SyncMediaLite caveats
Last updated Tue Oct 01 2024
Caveats when going from EPUB Media Overlays to SyncMediaLite
When adopting a more modern synchronization strategy, as
described in SyncMediaLite,
some adaptation is required. It may be that existing
.smil
files have to be transformed into
.vtt
files before being distributed to a system
that expects .vtt
. Or the user agent may be
loading .smil
files and internally transforming
them to TextTrackCues
so as to avoid writing a
SMIL engine.
In any case where EPUB Media Overlays need to be transformed to work in a WebVTT-based playback scenario, there are some differences to be aware of.
Multiple audio files.
It's theoretically permitted in EPUB Media Overlays to have sync points in the same SMIL file referencing different audio files (in practice this isn't common).

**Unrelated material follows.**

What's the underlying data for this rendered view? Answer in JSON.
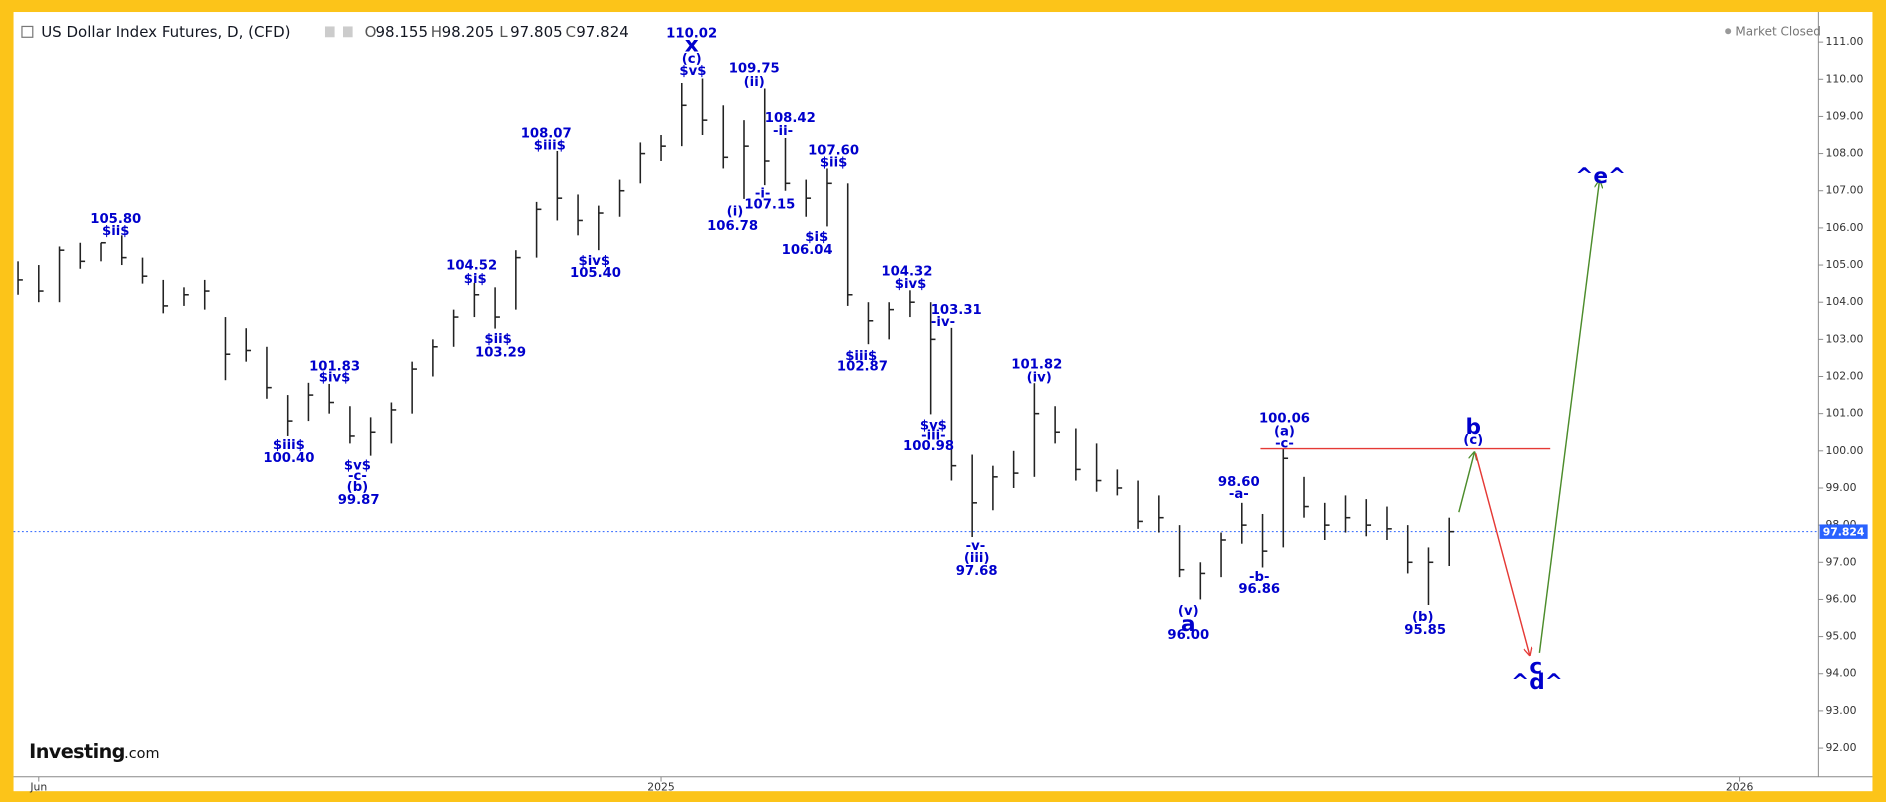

Non-contiguous audio segments.
Say we have an audio file of someone saying "Three one two". Our HTML text, though, says "1 2 3". Theoretically, SMIL can handle this, though it's worth mentioning that this type of content is not commonly found:
<par> <audio src="audio.mp3" clipBegin="1s" clipEnd="2s"/> <text src="file.html#one"/> </par> <par> <audio src="audio.mp3" clipBegin="2s" clipEnd="3s"/> <text src="file.html#two"/> </par> <par> <audio src="audio.mp3" clipBegin="0s" clipEnd="1s"/> <text src="file.html#three"/> </par>
You would see the highlight and audio start with
"1" and proceed to "2", then
"3", since each
<par>
indicates what portion of audio
to render.
Now if you try to represent this in WebVTT, you would get:
10 00:00:01.000 --> 00:00:02.000 {"selector":{"type": "FragmentSelector", "value": "one"}} 20 00:00:02.000 --> 00:00:03.000 {"selector":{"type": "FragmentSelector", "value": "two"}} 30 00:00:00.000 --> 00:00:01.000 {"selector":{"type": "FragmentSelector", "value": "three"}}
But you would hear and see highlighted "3", followed by "1", then "2", since the audio playback is only based on the audio file, from start to end.
Solutions
In both cases, resolving the difference requires either additional special handling by the user agent, or audio file reformulation by the producer.